Science IPT discussion 18 August 2010. Agenda at https://safe.nrao.edu/wiki/bin/view/ALMA/18Aug10Agenda
Baltasar Vila-Vilaro, Darrel Emerson, Ed Fomalont, Al Wootten, Doug Johnstone, Jeff Mangum, Chris Wilson, (Richard Hills, Bojan Nikolic, Emily Curtis at AOS), Alison Peck, Diah Gunawan. Saito, on bus to OSF, could not join.
Welcome to Masao Saito, who joins as the Sci IPT Leader from NAOJ. Thanks to Koh-Ichiro Morita, who will be joining the new ALMA Department of Engineering as System Verification Scientist. See the announcement from Iguchi in the agenda for further information.
There are seven antennas at the AOS. The array consists of DV01 in pad N601; DV02 in pad J504; PM02 in pad T701; DV03 in pad N605; DV05 in pad J505; DV04 in pad T702; DV07 in pad J510. DV01 will travel to the OSF for some retrofitting shortly. Fringes have been seen from all 7 briefly. However, July was a tough month with disappointing progress. Problems included antenna issues of various sorts, and a major software upgrade to 7.1.1 slowed progress down also. August is looking somewhat better; there has been lots of progress during the past week. With Jeff Kern present, good progress is being made on software. There are still timing and archive issues which have been persistent.
Baltasar reported on tests on fast Total Power scanning techniques as mitigation for the late arrival of the nutator. Scanning in lissajous-like patterns is being explored on a Melco antenna. Unfortunately, the holography receiver has had some problems from a handling mishap. It is thought to be fixable on site. CV will ship new horn very soon. At the moment, a receiver is on pm03 and the campaign begins tonite.
CREs: no further discussion.
Hires: DSO archive operators on duty. Baltasar Vila-Vilaro is new DSO data management group head 1 Aug. Offers have been made for the DSO support astronomer positions. At the NAASC
, one offer is outstanding. Offers were accepted by Scott Schnee and Adam Leroy. Dr Lewis Ball will be joining ALMA on 20 September 2010, via NRAO, as Deputy Director of the Joint ALMA Observatory. He joins us from Australia's Commonwealth Scientific and Industrial Research Organisation (CSIRO).

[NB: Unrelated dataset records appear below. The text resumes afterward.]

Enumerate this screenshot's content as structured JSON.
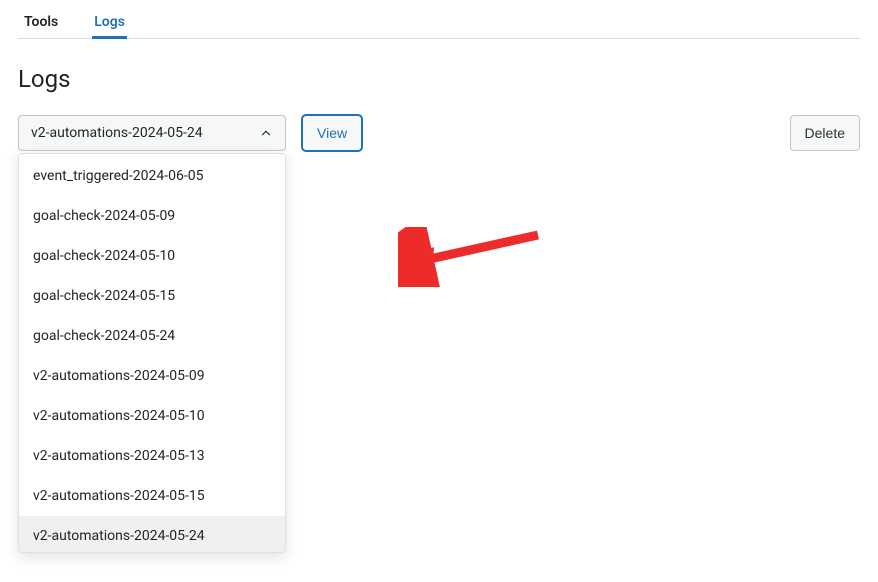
{
  "tabs": {
    "tools": "Tools",
    "logs": "Logs",
    "active": "logs"
  },
  "page_title": "Logs",
  "select": {
    "selected": "v2-automations-2024-05-24",
    "options": [
      "event_triggered-2024-06-05",
      "goal-check-2024-05-09",
      "goal-check-2024-05-10",
      "goal-check-2024-05-15",
      "goal-check-2024-05-24",
      "v2-automations-2024-05-09",
      "v2-automations-2024-05-10",
      "v2-automations-2024-05-13",
      "v2-automations-2024-05-15",
      "v2-automations-2024-05-24"
    ]
  },
  "buttons": {
    "view": "View",
    "delete": "Delete"
  },
  "colors": {
    "accent": "#2271b1",
    "arrow": "#ee2b2b"
  }
}
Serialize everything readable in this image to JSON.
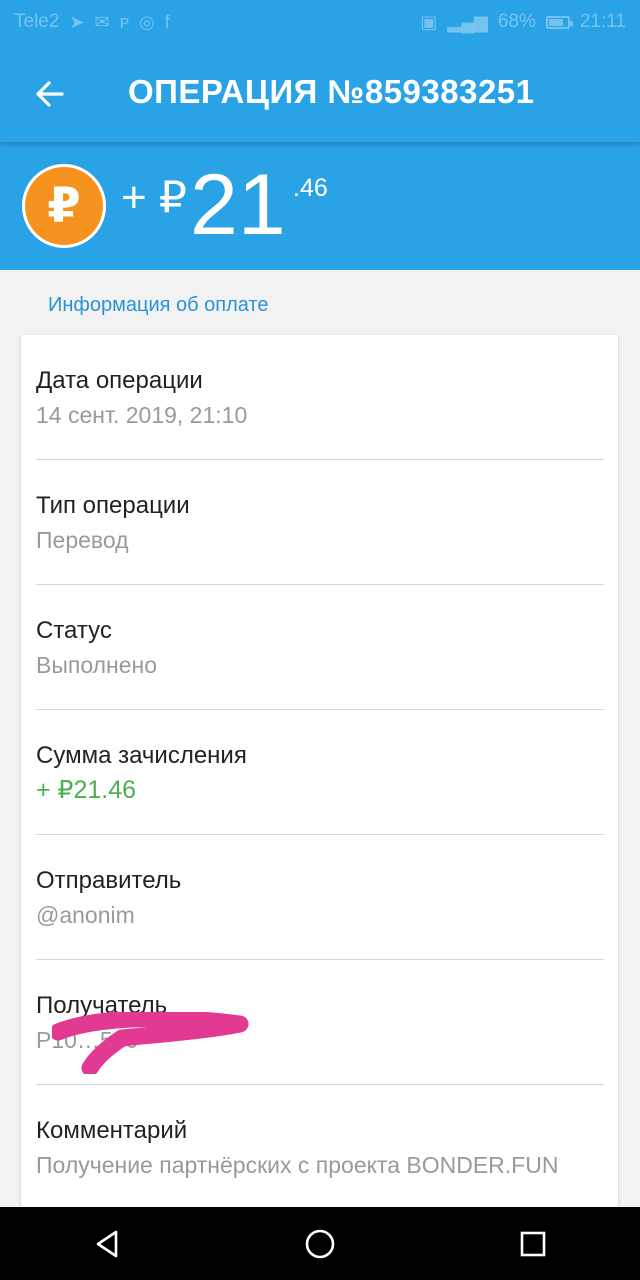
{
  "status_bar": {
    "carrier": "Tele2",
    "battery_level": "68%",
    "time": "21:11"
  },
  "app_bar": {
    "title": "ОПЕРАЦИЯ №859383251"
  },
  "amount": {
    "currency_symbol": "₽",
    "prefix": "+ ₽",
    "main": "21",
    "cents": ".46"
  },
  "section": {
    "title": "Информация об оплате"
  },
  "details": [
    {
      "label": "Дата операции",
      "value": "14 сент. 2019, 21:10"
    },
    {
      "label": "Тип операции",
      "value": "Перевод"
    },
    {
      "label": "Статус",
      "value": "Выполнено"
    },
    {
      "label": "Сумма зачисления",
      "value": "+ ₽21.46"
    },
    {
      "label": "Отправитель",
      "value": "@anonim"
    },
    {
      "label": "Получатель",
      "value": "P10…530"
    },
    {
      "label": "Комментарий",
      "value": "Получение партнёрских с проекта BONDER.FUN"
    }
  ],
  "colors": {
    "primary": "#2aa3e6",
    "coin": "#f5931e",
    "positive": "#4caf50",
    "redaction": "#e23a93"
  }
}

Work should begin soon on the permanent weather station at the AOS, under the guidance of Clint Janes. Richard, Bojan and Emily called in from the AOS where they reported the new station to appear to be a very suitable location. This should be complete by the end of October according to the plan.
Emily Curtis reported that O2 thermal profiler arrived last week at the OSF, and that she and Bojan arrived Monday. The instrument was unpacked and has been operating on sky. Performance seems good for early days.
The WVRs in routine ops though data quality has suffered from system timing errors.
Baltasar reported that user testing of software is coming up in a few weeks, followed by the period of reviews leading to the Early Science decision.
The ALMA staff is moving to new building on the ESO grounds beginning the end of the week. Communications may be cut briefly then. After next week, visitors should go to the new building in Vitacura; there will be no ALMA presence in Alsacia.
The future of the site testing interferometer and how the function should be provided in the future was discussed; please see words in the agenda. Richard noted that getting anything done at the AOS was difficult and that one should carefully assess and weigh effort required people and coordination needs.
He asked how important continuity of measurement should be--the previous instrument operated from 1995-2009 and provided a solid database. Some sort of instrument is necessary to provide input to the dynamic scheduler. An alternative design for measuring atmospheric phase, for instance using two WVRs separated on an appropriate baseline, could be less sensitive to the dry component and comparison to the existing database might prove difficult. Emerson noted the importance of this. A group is investigating the possible change in site conditions attributable to atmospheric warming, for instance. On the other hand, there are problems with the 11.2 GHz measurements also, such as sensitivity to ionospheric effects, which may become more pronounced as the solar activity increases in the next few years.
Wootten is working on a document to summarize these factors. Hills warned that cost estimates for activity at the AOS need to have an appropriate high altitude difficulty factor applied.
Richard noted that the original goal of 8 antennas at the AOS was now projected to be accomplished at the end of the first week of September. After that, additional antennas may not arrive until December. A factor in this is that the Front End Design Verification Process will continue through the end of October, and additional front ends will be shipped after that process is complete. However, the project is on track to provide 16 antennas at the AOS by late March.
The next Science IPT telecon will occur on 15 September.